ECB’s Lagarde: ‘What We Do in September Is Wide Open'

18 July 2024

By Isabel Teles – FRANKFURT (Econostream) – European Central Bank President Christine Lagarde on Thursday said that there was no predetermined path for euro area interest rates and that the next Governing Council meeting in September would bring important data.

During the press conference following the Governing Council’s meeting, in which the ECB decided to leave interest rates unchanged, Lagarde said, ‘So the question of September and what we do in September is wide open and will be determined on the basis of all the data that we will be receiving.’

‘Obviously our projection from June will be a point of reference, but the projection of September plus the all the other elements that we will be receiving will be taken into account to decide what we do in September’, she elaborated.

Between now and September, the ECB would receive relevant information including on GDP, inflation, wages and profits that would confirm the disinflation process or not, she said.

Services inflation was still high and at this meeting the ECB did not have enough information on wages, profits and productivity, which was a source of uncertainty, she said, noting that ‘we'll have a lot more of that in the coming weeks and months.’

‘While we are on that disinflationary track at the same time, the domestic price pressures remain high and the interconnection between wage, profit and productivity can really constitute uncertainty around that path’, she said.
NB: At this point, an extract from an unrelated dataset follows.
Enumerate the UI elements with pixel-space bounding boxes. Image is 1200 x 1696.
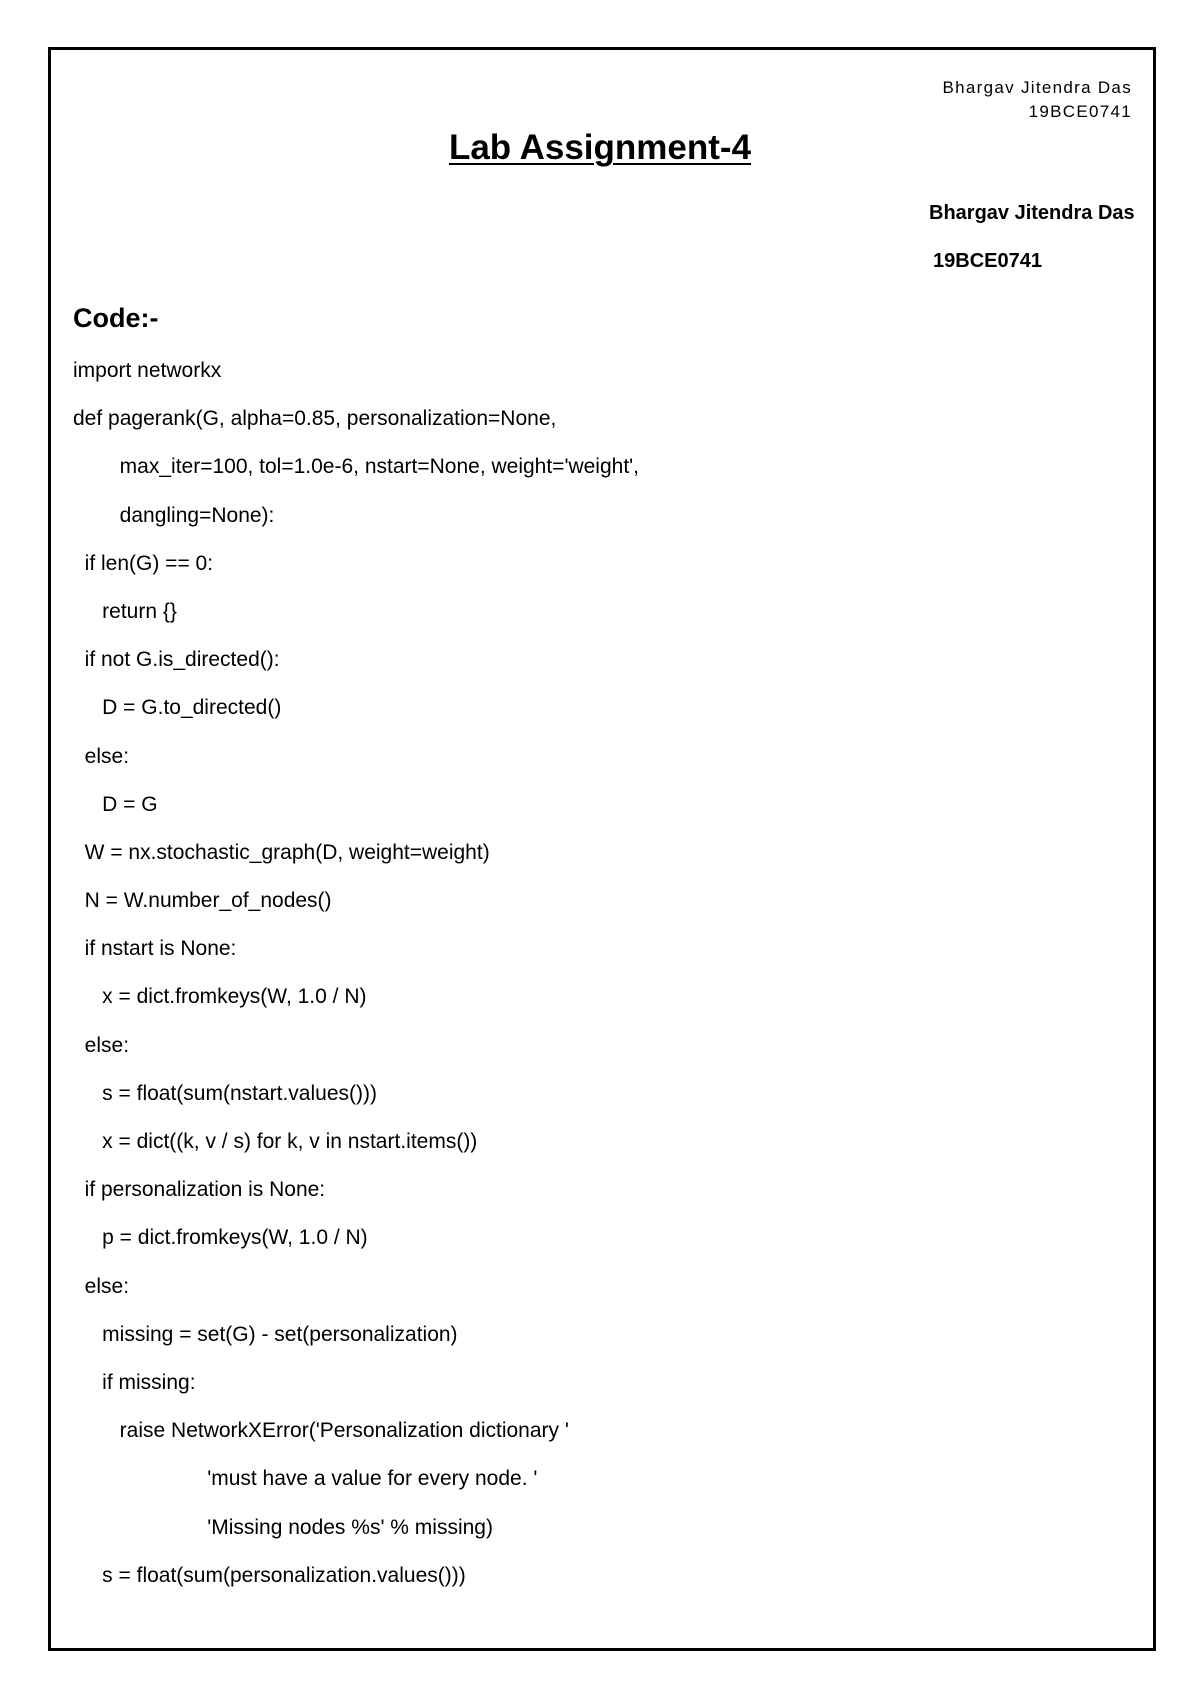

The ECB’s decision to keep interest rates unchanged was unanimously, she said, highlighting the need of strengthening confidence in the disinflationary process.

‘I think we are at the at the stage where with additional data -- not data point -- additional data, that will take multiple avenues and forms and that we will dissect in great detail in the weeks and months to come’, she said. ‘So, with additional data, if that data actually confirms the disinflationary process that is at work at the moment, it will reinforce our confidence.’

The euro area was seeing a recovery led by services and a ‘virtuous circle between high employment and services and consumption of services’, she said.

Asked about the assessment of the ECB’s strategic review, she said there should be an outcome to it at the second half 2025 and that the symmetric 2% inflation target and the adoption of dot-plot chart were excluded from the discussion.